Breaking the Back-Attraction by Bipolar Bursts in BiPIMS
Abstract: Limiting the back-attraction of ions is crucial to increase the deposition rate in HiPIMS processing. Back-attraction can be considerably limited by bipolar plasma bursts in which a positive voltage pulse is applied instantaneously after the negative voltage pulse. Energy-resolved mass spectroscopy confirms that, in addition to the increased flux, the energy of the target metal ions travelling from the target to the substrate is also increased, as a function of positive pulse length. Amorphous carbon coatings have been deposited by bipolar HiPIMS (BiPIMS) as a case study. The increased energy of the depositing flux led to a higher density of the carbon coatings and a significant reduction in the incorporation of the sputter gas atom, argon, was observed in the coatings. Langmuir probe measurements suggests the optimum plasma density window to minimize arc generation and reduce the probability of generated arcs moving away from target racetrack, which results in smoother coatings. BiPIMS voltage pulses of optimized length and magnitude help to coat high quality amorphous carbon coatings with excellent machining functionalities.

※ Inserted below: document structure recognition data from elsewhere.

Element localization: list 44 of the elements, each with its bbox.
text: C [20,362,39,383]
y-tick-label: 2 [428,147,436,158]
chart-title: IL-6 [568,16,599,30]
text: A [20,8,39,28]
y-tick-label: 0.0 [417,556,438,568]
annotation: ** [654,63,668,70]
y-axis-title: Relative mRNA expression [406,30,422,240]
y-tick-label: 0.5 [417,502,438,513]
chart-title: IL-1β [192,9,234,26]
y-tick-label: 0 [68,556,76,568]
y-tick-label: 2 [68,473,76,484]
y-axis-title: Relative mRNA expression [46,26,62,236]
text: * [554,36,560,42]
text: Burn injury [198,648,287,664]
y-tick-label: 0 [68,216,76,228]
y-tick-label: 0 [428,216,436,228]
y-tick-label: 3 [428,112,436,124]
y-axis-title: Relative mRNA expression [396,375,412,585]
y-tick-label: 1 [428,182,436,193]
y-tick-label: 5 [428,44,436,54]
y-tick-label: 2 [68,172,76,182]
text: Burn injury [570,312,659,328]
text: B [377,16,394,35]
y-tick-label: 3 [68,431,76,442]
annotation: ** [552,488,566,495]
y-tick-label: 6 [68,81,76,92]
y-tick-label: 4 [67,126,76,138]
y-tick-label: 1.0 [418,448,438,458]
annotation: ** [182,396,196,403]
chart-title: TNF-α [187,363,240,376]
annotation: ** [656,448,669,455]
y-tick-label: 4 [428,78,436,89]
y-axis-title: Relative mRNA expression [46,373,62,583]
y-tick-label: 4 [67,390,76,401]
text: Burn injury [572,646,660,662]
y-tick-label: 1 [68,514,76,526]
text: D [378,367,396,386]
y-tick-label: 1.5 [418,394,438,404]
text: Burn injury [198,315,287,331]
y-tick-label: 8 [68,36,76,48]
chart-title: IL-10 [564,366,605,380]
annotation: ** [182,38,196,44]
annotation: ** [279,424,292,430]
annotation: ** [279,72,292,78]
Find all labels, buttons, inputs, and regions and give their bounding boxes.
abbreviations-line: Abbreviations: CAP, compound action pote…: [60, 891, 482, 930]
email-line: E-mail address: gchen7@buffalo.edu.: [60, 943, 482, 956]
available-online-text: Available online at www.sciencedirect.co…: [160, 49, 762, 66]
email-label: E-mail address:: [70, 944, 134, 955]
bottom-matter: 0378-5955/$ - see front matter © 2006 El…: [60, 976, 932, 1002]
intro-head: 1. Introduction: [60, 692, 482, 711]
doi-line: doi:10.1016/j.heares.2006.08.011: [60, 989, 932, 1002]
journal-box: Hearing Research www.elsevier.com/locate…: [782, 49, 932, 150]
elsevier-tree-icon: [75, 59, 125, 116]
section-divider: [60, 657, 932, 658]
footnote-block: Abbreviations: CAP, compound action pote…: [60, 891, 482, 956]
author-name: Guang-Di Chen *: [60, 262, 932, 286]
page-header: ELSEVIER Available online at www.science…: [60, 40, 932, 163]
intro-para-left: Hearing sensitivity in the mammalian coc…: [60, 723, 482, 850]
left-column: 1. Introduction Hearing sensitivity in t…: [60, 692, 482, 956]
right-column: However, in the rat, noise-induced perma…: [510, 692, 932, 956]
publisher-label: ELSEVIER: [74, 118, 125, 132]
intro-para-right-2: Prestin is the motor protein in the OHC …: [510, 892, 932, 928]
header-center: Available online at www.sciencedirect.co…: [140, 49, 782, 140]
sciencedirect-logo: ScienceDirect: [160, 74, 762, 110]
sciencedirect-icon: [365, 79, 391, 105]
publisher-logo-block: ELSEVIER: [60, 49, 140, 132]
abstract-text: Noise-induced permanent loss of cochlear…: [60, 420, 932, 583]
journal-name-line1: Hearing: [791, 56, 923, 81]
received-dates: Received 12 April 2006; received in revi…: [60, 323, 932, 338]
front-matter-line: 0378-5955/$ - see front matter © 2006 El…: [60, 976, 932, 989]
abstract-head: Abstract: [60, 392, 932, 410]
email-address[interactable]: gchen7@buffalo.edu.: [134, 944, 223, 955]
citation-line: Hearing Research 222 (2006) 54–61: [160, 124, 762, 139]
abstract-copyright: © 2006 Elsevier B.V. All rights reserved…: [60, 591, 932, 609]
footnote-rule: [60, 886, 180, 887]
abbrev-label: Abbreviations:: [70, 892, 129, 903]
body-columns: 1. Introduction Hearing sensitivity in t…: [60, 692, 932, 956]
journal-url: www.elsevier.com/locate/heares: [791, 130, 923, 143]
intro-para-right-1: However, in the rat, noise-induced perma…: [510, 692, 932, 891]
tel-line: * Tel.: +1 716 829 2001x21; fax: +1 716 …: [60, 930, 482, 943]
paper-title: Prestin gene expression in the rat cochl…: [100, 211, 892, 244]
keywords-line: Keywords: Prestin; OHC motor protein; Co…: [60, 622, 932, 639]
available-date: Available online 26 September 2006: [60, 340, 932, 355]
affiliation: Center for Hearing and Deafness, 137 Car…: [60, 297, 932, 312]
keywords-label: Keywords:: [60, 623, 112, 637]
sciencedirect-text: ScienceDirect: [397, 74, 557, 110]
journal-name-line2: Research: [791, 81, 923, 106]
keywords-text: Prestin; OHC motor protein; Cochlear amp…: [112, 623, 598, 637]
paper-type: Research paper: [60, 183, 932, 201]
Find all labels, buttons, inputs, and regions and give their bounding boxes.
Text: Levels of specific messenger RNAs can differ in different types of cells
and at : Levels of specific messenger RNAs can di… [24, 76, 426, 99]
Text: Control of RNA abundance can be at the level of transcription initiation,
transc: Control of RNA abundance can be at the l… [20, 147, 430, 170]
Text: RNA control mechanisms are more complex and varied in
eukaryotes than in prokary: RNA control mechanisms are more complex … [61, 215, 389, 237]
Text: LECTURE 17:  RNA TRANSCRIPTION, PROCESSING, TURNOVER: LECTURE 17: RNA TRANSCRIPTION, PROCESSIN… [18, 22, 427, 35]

Bio: Dr. Rajesh Ganesan is presently working in Nuclear, Plasma, and Radiological Engineering at the University of Illinois at Urbana-Champaign as a research scientist. Prior to this, he worked in Australia, Germany, Switzerland, and the Netherlands. He has been working in High power impulse magnetron sputtering (HiPIMS) related research with Prof. Marcela Bilek and Prof. David McKenzie since 2013.
Dr. Ganesan has gained vast experience in working in the coating process development for HiPIMS and design modifications with HiPIMS machine building companies in Switzerland, Germany and in Netherlands.